There’s a lot of world building and mythology set up going on here, but it’s haphazard. Having never read the Dean Koontz’s novels the film is based on, I get the feeling that the Bodachs – these shadowy trans-dimensional creatures unseen to most people – play a significant part to the mythology of Odd Thomas, yet in the film, they don’t serve much purpose, other than to function as flashy CGI deus ex machinas. Their design is actually pretty decent, but they don’t feel essential to the story.
There’s a bittersweet, lost cause feel to the film as well. This is the kind of low budget genre concept that could get better over a couple of sequels. There’s a potential here that unfortunately, will most likely go unfulfilled, due to the film’s failure at the box office, and the passing of Yelchin. But, upon finishing, I left wanting to see more of the character and this world.
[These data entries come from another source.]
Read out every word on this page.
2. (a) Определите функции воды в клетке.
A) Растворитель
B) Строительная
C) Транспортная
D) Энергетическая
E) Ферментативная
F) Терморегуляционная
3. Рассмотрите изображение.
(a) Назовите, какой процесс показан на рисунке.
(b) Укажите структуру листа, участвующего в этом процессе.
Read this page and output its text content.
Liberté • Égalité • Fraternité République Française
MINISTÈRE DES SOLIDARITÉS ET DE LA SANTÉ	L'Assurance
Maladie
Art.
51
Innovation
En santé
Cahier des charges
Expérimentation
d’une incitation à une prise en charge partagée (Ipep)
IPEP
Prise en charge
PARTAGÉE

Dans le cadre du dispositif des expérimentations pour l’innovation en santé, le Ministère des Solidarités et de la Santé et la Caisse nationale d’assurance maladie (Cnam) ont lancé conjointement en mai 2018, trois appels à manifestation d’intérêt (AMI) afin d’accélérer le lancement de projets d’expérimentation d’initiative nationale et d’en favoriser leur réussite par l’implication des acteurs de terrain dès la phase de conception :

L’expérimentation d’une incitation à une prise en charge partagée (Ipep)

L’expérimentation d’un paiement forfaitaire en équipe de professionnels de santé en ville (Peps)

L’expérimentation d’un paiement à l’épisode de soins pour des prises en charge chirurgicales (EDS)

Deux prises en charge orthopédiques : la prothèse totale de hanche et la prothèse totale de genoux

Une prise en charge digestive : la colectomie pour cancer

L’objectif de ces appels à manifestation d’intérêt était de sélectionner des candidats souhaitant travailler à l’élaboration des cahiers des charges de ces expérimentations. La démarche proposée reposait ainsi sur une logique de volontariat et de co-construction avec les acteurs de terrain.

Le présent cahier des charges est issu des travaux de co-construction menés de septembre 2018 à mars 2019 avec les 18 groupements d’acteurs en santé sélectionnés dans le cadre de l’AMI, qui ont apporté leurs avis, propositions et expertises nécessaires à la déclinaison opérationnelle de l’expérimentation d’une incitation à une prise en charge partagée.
JUSTIN HARLAN: I’m a huge fan of this film and have seen it at least five or six times, probably more than that. It’s cheesy and camp, for sure, but the action sequences are stellar and the story really sucks me in. Anton Yelchin is the star and he’s definitely the strongest part of the film. However, the great Willem Dafoe and the beautiful Addison Timlin certainly play their parts with flair and focus, too.
I’d like to refute the negative comments made by my two fellow Farsighters above, but they make sense. The film is flawed and imperfect, but I love it for that. I reviewed this film for Cinapse sometime back. Moreover, I wish I could see more Yelchin as Odd in a lengthy series of films – God knows Koontz has written enough source material. Yet, this serves as another reminder of the loss of the young, talented Mr. Yelchin. One of the most talented young actors of this generation, gone at 27. Rest in peace.